Le numérique modifie notre façon de penser. Disposer de nouveaux outils conduit à réfléchir autrement.
Dans une première chronique, j’ai voulu montrer que l’algorithme oblige à réfléchir en priorité au comment, au processus plutôt qu’au pourquoi, aux causes et responsabilités. Et cette réflexion s’est progressivement insinuée dans les sciences sociales. L’exemple des « somnambules » est significatif à cet égard. C’est en changeant de question qu’il a été possible de renouveler l’approche des origines de la première guerre mondiale.

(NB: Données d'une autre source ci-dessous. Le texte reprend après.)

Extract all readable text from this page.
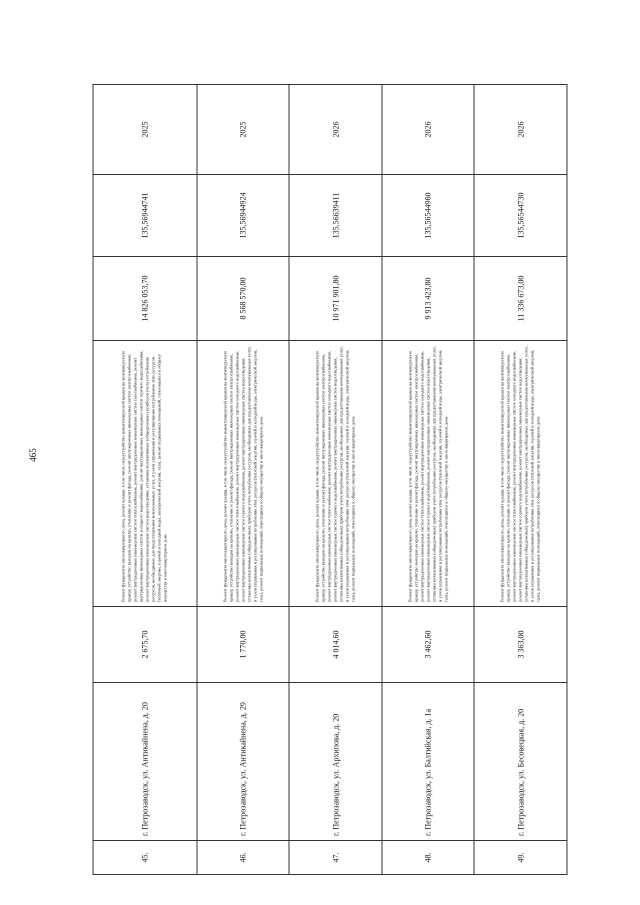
465
45.	г. Петрозаводск, ул. Антикайнена, д. 20	2 675,70	Ремонт фундамента многоквартирного дома, ремонт крыши, в том числе переустройство невентилируемой крыши на вентилируемую крышу, устройство выходов на кровлю, утепление и ремонт фасада, ремонт внутридомовых инженерных систем электроснабжения, ремонт внутридомовых инженерных систем теплоснабжения, ремонт внутридомовых инженерных систем газоснабжения, ремонт внутридомовых инженерных систем холодного водоснабжения, ремонт внутридомовых инженерных систем горячего водоснабжения, ремонт внутридомовых инженерных систем водоотведения, установка коллективных (общедомовых) приборов учета потребления ресурсов, необходимых для предоставления коммунальных услуг, и узлов управления и регулирования потребления этих ресурсов (тепловой энергии, горячей и холодной воды, электрической энергии, газа), ремонт подвальных помещений, относящихся к общему имуществу в многоквартирном доме	14 826 053,70	135,56944741	2025
46.	г. Петрозаводск, ул. Антикайнена, д. 29	1 770,00	Ремонт фундамента многоквартирного дома, ремонт крыши, в том числе переустройство невентилируемой крыши на вентилируемую крышу, устройство выходов на кровлю, утепление и ремонт фасада, ремонт внутридомовых инженерных систем электроснабжения, ремонт внутридомовых инженерных систем теплоснабжения, ремонт внутридомовых инженерных систем холодного водоснабжения, ремонт внутридомовых инженерных систем горячего водоснабжения, ремонт внутридомовых инженерных систем водоотведения, установка коллективных (общедомовых) приборов учета потребления ресурсов, необходимых для предоставления коммунальных услуг, и узлов управления и регулирования потребления этих ресурсов (тепловой энергии, горячей и холодной воды, электрической энергии, газа), ремонт подвальных помещений, относящихся к общему имуществу в многоквартирном доме	8 568 570,00	135,56944924	2025
47.	г. Петрозаводск, ул. Архипова, д. 20	4 014,60	Ремонт фундамента многоквартирного дома, ремонт крыши, в том числе переустройство невентилируемой крыши на вентилируемую крышу, устройство выходов на кровлю, утепление и ремонт фасада, ремонт внутридомовых инженерных систем электроснабжения, ремонт внутридомовых инженерных систем теплоснабжения, ремонт внутридомовых инженерных систем холодного водоснабжения, ремонт внутридомовых инженерных систем горячего водоснабжения, ремонт внутридомовых инженерных систем водоотведения, установка коллективных (общедомовых) приборов учета потребления ресурсов, необходимых для предоставления коммунальных услуг, и узлов управления и регулирования потребления этих ресурсов (тепловой энергии, горячей и холодной воды, электрической энергии, газа), ремонт подвальных помещений, относящихся к общему имуществу в многоквартирном доме	10 971 901,80	135,56639411	2026
48.	г. Петрозаводск, ул. Балтийская, д. 1а	3 462,60	Ремонт фундамента многоквартирного дома, ремонт крыши, в том числе переустройство невентилируемой крыши на вентилируемую крышу, устройство выходов на кровлю, утепление и ремонт фасада, ремонт внутридомовых инженерных систем электроснабжения, ремонт внутридомовых инженерных систем теплоснабжения, ремонт внутридомовых инженерных систем холодного водоснабжения, ремонт внутридомовых инженерных систем горячего водоснабжения, ремонт внутридомовых инженерных систем водоотведения, установка коллективных (общедомовых) приборов учета потребления ресурсов, необходимых для предоставления коммунальных услуг, и узлов управления и регулирования потребления этих ресурсов (тепловой энергии, горячей и холодной воды, электрической энергии, газа), ремонт подвальных помещений, относящихся к общему имуществу в многоквартирном доме	9 913 423,80	135,56544960	2026
49.	г. Петрозаводск, ул. Бесовецкая, д. 20	3 363,00	Ремонт фундамента многоквартирного дома, ремонт крыши, в том числе переустройство невентилируемой крыши на вентилируемую крышу, устройство выходов на кровлю, утепление и ремонт фасада, ремонт внутридомовых инженерных систем электроснабжения, ремонт внутридомовых инженерных систем теплоснабжения, ремонт внутридомовых инженерных систем холодного водоснабжения, ремонт внутридомовых инженерных систем горячего водоснабжения, ремонт внутридомовых инженерных систем водоотведения, установка коллективных (общедомовых) приборов учета потребления ресурсов, необходимых для предоставления коммунальных услуг, и узлов управления и регулирования потребления этих ресурсов (тепловой энергии, горячей и холодной воды, электрической энергии, газа), ремонт подвальных помещений, относящихся к общему имуществу в многоквартирном доме	11 336 673,00	135,56544730	2026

Mais d’autres exemples sont possibles. La réflexion sur les communs, aujourd’hui très à la mode permet de voir une autre pensée initiée par le changement de point de vu.
Les Communs
Le terme de Communs vient du monde britannique. Les Communs sont des droits ou des biens sur lesquels il y a de multiples ayant-droits. Les seigneurs propriétaires des terres donnaient aux communautés villageoises des droits sur leur terres, droit de pâture, de chasse, de culture, droit d’utilisation des fours ou des moulins banaux. Ces droits furent contestés à partir du XVIème siècle avant d’être totalement abolis au XVIIIe. C’est ce qu’on appelle le mouvements des enclosures, les propriétaires ferment leurs propriétés et interdisent l’accès aux paysans. Ce mouvement est considéré comme une des bases de la Révolution industrielle. Des milliers de paysans sont chassés de leurs terre et deviennent une main d’oeuvre ouvrière dans les usines et les mines qui commencent alors à se développer.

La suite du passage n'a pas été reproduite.